El desplazamiento forzado sigue siendo una de las señales centrales del periodo posterior al cese al fuego. Más de 1.800.000 personas continúan viviendo fuera de sus hogares, muchas en tiendas improvisadas o edificios semidestruidos, expuestas al frío, a enfermedades respiratorias y a la falta de agua potable. En Rafah y en zonas del sur, áreas completas han sido despejadas bajo el argumento de futuras reconstrucciones, mientras se promueven “zonas seguras alternativas” que en la práctica consolidan la expulsión interna y hacen imposible la vida cotidiana.
En paralelo a lo que ocurre en Gaza, la violencia se extiende al resto de los territorios palestinos ocupados y refuerza la idea de que no existe un contexto de normalización efectiva.
En Cisjordania, desde octubre de 2023, más de 1,000 palestinos han sido asesinados, incluidos más de 200 niños, y durante el propio cese al fuego se registraron nuevas muertes en redadas militares, especialmente en la gobernación de Yenín, donde las incursiones dejaron casas demolidas, campamentos arrasados y bloqueos permanentes.
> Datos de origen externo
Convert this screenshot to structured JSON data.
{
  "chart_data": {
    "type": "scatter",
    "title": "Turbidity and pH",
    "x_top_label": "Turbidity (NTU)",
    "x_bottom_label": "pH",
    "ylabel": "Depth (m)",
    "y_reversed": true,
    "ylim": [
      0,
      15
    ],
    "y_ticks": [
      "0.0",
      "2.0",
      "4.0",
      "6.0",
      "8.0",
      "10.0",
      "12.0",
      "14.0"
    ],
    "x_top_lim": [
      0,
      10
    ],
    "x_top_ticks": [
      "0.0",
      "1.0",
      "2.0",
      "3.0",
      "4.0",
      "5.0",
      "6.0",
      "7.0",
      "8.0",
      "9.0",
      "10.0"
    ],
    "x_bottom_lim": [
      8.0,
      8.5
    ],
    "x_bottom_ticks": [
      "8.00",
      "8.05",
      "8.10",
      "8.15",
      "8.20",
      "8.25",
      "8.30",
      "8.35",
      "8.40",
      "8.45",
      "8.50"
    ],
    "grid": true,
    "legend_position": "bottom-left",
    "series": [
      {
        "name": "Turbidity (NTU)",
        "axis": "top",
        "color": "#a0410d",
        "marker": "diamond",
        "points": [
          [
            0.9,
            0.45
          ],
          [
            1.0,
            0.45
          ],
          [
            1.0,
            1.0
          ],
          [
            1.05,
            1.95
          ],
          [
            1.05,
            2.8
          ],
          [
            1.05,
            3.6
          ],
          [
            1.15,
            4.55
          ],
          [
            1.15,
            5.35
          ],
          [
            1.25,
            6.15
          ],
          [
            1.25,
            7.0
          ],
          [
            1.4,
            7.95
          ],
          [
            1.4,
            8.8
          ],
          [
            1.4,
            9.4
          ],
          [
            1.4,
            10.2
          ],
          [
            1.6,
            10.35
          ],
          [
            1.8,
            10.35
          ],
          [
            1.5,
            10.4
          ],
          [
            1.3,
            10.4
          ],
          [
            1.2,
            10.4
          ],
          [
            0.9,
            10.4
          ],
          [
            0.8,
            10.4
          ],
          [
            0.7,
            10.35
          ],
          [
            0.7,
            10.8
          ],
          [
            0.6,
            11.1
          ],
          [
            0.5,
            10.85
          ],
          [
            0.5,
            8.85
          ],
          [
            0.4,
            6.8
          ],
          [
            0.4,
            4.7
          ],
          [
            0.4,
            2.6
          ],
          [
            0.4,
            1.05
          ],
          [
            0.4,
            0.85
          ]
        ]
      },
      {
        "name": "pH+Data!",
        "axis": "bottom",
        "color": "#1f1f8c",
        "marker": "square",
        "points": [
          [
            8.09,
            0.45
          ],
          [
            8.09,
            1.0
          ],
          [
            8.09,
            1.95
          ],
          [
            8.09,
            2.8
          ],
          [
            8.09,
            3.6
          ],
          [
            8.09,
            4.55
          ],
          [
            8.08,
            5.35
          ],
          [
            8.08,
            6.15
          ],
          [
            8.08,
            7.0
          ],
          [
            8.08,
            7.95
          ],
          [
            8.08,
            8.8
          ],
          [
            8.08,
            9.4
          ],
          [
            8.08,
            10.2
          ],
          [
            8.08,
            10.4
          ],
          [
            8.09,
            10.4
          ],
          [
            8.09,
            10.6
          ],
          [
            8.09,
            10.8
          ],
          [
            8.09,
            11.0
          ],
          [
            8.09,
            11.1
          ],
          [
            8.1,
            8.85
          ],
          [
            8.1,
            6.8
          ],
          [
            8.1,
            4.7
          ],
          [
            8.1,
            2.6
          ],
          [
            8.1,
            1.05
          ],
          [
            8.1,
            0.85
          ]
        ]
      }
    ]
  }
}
Esta dinámica corre en simultáneo con la crisis humanitaria en Gaza y evidencia una política de control territorial prolongada, sin alivio efectivo para la población palestina.
La destrucción material dentro de la Franja no se ha detenido, calles y sectores urbanos completos permanecen reducidos a montañas de concreto, con carreteras inutilizadas, redes de agua destruidas y sistemas eléctricos fuera de servicio. En muchos casos, las demoliciones continuaron después del cese al fuego como parte de acciones deliberadas y ejecutadas en zonas ya bajo control militar.
La consecuencia directa es que miles de familias no tienen a dónde regresar, aun cuando cesen los ataques abiertos. Mientras tanto, la reconstrucción se mantiene como una promesa lejana.
El ingreso de materiales sigue estrictamente controlado, los fondos internacionales no alcanzan y las necesidades crecen más rápido que la ayuda disponible. Para el próximo año se estiman necesidades humanitarias de miles de millones de dólares, en un contexto de reducción de aportes y agotamiento del respaldo internacional, lo que se traduce en que menos personas recibirán apoyo y durante períodos cada vez más cortos, profundizando la precariedad diaria.
En definitiva, el llamado cese al fuego no ha significado el fin del sufrimiento en Gaza.
Los muertos siguen acumulándose, la violencia persiste con otros nombres, la hambruna cambia de categoría sin desaparecer y la vida diaria continúa determinada por el miedo, la escasez y la ausencia de futuro. La tregua, presentada como solución, dejó intactas las estructuras que produjeron la invasión y consolidó una realidad en la que Palestina sigue pagando el costo humano más alto mientras el genocida Estado de Israel mantiene ilegalmente el control militar y político sobre el terreno.